Federal Circuit Affirms $90 Million Verdict Against GSK Inhalers

“This court has explained that when a sufficiently comparable license is used as the basis for determining the appropriate royalty, further apportionment may not necessarily be required.” – Circuit Judge William C. Bryson

federal circuitOn November 19, the U.S. Court of Appeals for the Federal Circuit issued a precedential decision in Vectura Limited v. GlaxoSmithKline LLC in which the appellate court affirmed a judgment entered against GlaxoSmithKline in the District of Delaware finding that GSK’s Ellipta-brand inhalers infringed patent claims asserted by Vectura. On appeal, GSK had argued that it was entitled to new trials on infringement and damages, but the Federal Circuit found both substantial evidence supporting the infringement ruling and that there was no improper prejudicial effect regarding Vectura’s references to GSK’s inhaler sales, including what GSK argued was an improper “pennies on the dollar” argument offered by Vectura.

Delaware Court Denies JMOL Motions by GSK on Infringement, Damages

The present appeal stems back to 2016 when Vecture filed a complaint in U.S. district court asserting claims of U.S. Patent No. 8303991, Method of Making Particles for Use in a Pharmaceutical Composition.

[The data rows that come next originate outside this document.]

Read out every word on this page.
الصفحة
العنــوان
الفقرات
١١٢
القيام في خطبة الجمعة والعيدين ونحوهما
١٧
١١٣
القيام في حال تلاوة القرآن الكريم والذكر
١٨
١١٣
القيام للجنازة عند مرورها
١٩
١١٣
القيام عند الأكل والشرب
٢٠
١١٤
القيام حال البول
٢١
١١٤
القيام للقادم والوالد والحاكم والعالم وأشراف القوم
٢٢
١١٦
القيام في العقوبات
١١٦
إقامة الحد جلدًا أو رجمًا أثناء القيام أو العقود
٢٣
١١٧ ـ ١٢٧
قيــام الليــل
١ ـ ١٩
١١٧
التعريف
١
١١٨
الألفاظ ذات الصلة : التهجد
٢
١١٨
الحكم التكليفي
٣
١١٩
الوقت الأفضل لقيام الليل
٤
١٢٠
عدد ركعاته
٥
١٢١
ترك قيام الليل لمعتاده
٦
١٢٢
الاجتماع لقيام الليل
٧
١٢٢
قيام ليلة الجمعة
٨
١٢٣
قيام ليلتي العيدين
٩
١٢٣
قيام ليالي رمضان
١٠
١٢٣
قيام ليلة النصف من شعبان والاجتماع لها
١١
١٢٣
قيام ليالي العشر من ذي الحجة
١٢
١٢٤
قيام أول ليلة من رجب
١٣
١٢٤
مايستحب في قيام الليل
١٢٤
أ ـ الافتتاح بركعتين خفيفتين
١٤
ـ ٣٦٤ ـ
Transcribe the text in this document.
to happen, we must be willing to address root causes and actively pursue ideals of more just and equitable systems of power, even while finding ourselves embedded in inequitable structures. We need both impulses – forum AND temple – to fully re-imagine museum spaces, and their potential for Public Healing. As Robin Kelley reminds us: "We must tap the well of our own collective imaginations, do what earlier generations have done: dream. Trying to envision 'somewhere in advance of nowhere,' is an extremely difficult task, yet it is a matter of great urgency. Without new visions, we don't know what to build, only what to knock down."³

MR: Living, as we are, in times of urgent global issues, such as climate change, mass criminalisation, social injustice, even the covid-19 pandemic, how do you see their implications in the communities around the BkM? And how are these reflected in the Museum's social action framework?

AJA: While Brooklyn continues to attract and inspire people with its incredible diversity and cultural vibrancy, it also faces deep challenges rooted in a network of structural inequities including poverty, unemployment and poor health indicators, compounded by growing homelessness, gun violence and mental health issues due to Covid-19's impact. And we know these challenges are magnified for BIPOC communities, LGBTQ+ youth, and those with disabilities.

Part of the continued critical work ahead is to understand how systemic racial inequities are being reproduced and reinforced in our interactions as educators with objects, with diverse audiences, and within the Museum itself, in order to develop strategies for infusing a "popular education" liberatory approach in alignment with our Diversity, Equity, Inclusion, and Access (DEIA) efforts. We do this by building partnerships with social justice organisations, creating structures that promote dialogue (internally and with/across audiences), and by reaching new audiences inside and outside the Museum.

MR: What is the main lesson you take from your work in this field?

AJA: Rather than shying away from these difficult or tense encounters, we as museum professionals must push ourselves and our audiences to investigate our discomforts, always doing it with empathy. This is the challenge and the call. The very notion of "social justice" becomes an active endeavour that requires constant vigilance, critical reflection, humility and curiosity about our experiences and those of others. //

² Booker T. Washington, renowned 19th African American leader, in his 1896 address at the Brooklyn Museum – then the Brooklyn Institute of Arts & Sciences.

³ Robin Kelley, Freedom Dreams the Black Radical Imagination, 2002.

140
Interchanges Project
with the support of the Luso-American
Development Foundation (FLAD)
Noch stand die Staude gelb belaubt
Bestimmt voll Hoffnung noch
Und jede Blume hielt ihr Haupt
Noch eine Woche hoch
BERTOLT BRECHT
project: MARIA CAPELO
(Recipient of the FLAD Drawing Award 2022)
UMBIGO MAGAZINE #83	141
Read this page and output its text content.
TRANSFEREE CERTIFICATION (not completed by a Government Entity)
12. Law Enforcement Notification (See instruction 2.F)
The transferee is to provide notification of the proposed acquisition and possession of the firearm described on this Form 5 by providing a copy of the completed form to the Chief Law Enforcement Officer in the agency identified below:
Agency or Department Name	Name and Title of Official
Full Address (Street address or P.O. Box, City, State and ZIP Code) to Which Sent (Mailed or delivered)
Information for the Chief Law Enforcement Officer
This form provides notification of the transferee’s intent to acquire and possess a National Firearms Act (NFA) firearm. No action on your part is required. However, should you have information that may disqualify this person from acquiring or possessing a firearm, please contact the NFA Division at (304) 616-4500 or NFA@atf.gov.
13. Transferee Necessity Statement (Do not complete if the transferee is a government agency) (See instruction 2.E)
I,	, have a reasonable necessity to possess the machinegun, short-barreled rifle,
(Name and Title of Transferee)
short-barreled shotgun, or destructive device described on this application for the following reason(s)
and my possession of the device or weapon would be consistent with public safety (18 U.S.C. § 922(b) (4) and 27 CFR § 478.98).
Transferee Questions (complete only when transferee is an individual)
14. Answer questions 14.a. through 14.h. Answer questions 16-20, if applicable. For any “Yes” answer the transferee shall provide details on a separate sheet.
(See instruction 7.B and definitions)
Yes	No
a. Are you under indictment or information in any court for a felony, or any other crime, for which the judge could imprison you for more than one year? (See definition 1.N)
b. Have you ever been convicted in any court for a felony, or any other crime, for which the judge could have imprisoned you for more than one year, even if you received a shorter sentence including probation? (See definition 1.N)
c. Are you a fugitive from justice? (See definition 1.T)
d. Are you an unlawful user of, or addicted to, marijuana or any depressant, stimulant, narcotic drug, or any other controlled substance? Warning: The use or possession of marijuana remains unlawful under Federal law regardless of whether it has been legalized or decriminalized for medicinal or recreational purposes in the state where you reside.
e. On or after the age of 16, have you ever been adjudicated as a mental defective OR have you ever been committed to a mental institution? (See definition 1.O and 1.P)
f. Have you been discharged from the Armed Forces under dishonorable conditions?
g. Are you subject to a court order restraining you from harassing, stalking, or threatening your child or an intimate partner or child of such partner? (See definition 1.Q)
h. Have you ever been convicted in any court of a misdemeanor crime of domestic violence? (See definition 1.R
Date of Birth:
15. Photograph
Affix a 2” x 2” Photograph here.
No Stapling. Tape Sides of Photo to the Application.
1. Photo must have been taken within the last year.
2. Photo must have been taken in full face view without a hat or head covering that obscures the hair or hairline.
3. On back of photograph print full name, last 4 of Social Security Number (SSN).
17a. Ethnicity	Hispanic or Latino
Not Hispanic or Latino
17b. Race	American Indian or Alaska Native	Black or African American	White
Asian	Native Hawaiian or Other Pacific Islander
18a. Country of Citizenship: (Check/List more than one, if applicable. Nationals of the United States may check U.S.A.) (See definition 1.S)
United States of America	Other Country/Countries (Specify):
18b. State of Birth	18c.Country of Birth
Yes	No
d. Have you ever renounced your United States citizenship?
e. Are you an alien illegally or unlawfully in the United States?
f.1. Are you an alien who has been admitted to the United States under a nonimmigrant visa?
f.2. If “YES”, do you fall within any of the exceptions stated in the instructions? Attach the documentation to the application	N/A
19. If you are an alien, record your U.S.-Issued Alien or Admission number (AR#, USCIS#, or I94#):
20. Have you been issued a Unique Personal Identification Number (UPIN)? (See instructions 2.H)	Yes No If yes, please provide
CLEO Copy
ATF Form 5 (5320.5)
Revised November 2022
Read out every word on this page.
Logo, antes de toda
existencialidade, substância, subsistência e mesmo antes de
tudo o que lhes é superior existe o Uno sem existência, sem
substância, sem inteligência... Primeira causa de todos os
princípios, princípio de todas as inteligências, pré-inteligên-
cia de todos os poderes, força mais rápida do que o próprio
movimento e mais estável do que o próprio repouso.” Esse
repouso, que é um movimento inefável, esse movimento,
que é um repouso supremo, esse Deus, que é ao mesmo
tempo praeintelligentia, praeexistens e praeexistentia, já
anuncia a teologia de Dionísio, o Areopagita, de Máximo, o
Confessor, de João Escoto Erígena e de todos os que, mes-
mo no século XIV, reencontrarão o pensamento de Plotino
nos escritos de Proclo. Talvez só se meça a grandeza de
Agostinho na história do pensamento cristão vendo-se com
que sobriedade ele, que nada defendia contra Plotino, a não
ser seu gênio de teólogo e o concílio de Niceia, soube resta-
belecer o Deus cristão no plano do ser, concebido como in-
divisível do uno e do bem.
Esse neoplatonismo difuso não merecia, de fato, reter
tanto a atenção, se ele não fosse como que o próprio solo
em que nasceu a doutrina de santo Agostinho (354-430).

The claims cover a method for making composite active particles used in a pharmaceutical composition for pulmonary administration, such as by inhalation. The claimed method involves the milling of solid active particles so that additive particles promoting pulmonary dispersion are fused onto the active particles.

Vectura alleged that GSK’s Ellipta inhalers, including the Breo, Anoro, and Incruse devices, infringed upon claim 3 of the ‘991 patent, which claims the use of magnesium stearate as an additive material. Each of the accused inhalers includes blisters, or sealed receptacles containing a single active ingredient and additive material, containing magnesium stearate. At trial, Vectura prevailed on its claims of validity, infringement and willful infringement, earning a jury verdict awarding nearly $90 million in damages based on a 3 percent royalty base of $2.99 billion in sales of GSK’s accused inhalers.

Following the verdict, GlaxoSmithKline filed various motions for judgment as a matter of law (JMOL) on several issues, requesting new trials on both infringement and damages. After the Delaware district court denied this series of post-trial motions, GSK brought the present appeal to the Federal Circuit. On infringement, GSK argued that Vectura did not present substantial evidence that the accused inhalers used additive material that “promotes the dispersion” of the active material. GSK also argued that the district court used an erroneous construction of the claim term “composite active particles.” On damages, GSK challenged both the royalty calculation employed by Vectura’s damages expert and the prejudicial effect of Vectura’s references to GSK’s sales in comparison to Vectura’s own royalty request.

[[Advertisement]]

Substantial Evidence Overcomes Flaws in Use of GSK Vilanterol Study

GlaxoSmithKline’s argument about Vectura’s lack of substantial evidence centered on the patent owner’s use of a GSK study in which the pharmaceutical giant examined dispersion rates of experimental blends of vilanterol, an active ingredient used in inhalers; lactose, which serves as an excipient in inhaler blisters; and magnesium stearate. GSK challenged Vectura’s use of this study at trial, arguing that it did not examine every mixture contained in GSK’s inhalers, including those using umeclidinium as the active ingredient, and because the study involved different mixing processes than used to create the blister mixtures for the accused inhalers, making it improper for Vectura to extrapolate the study results to GSK’s accused inhalers.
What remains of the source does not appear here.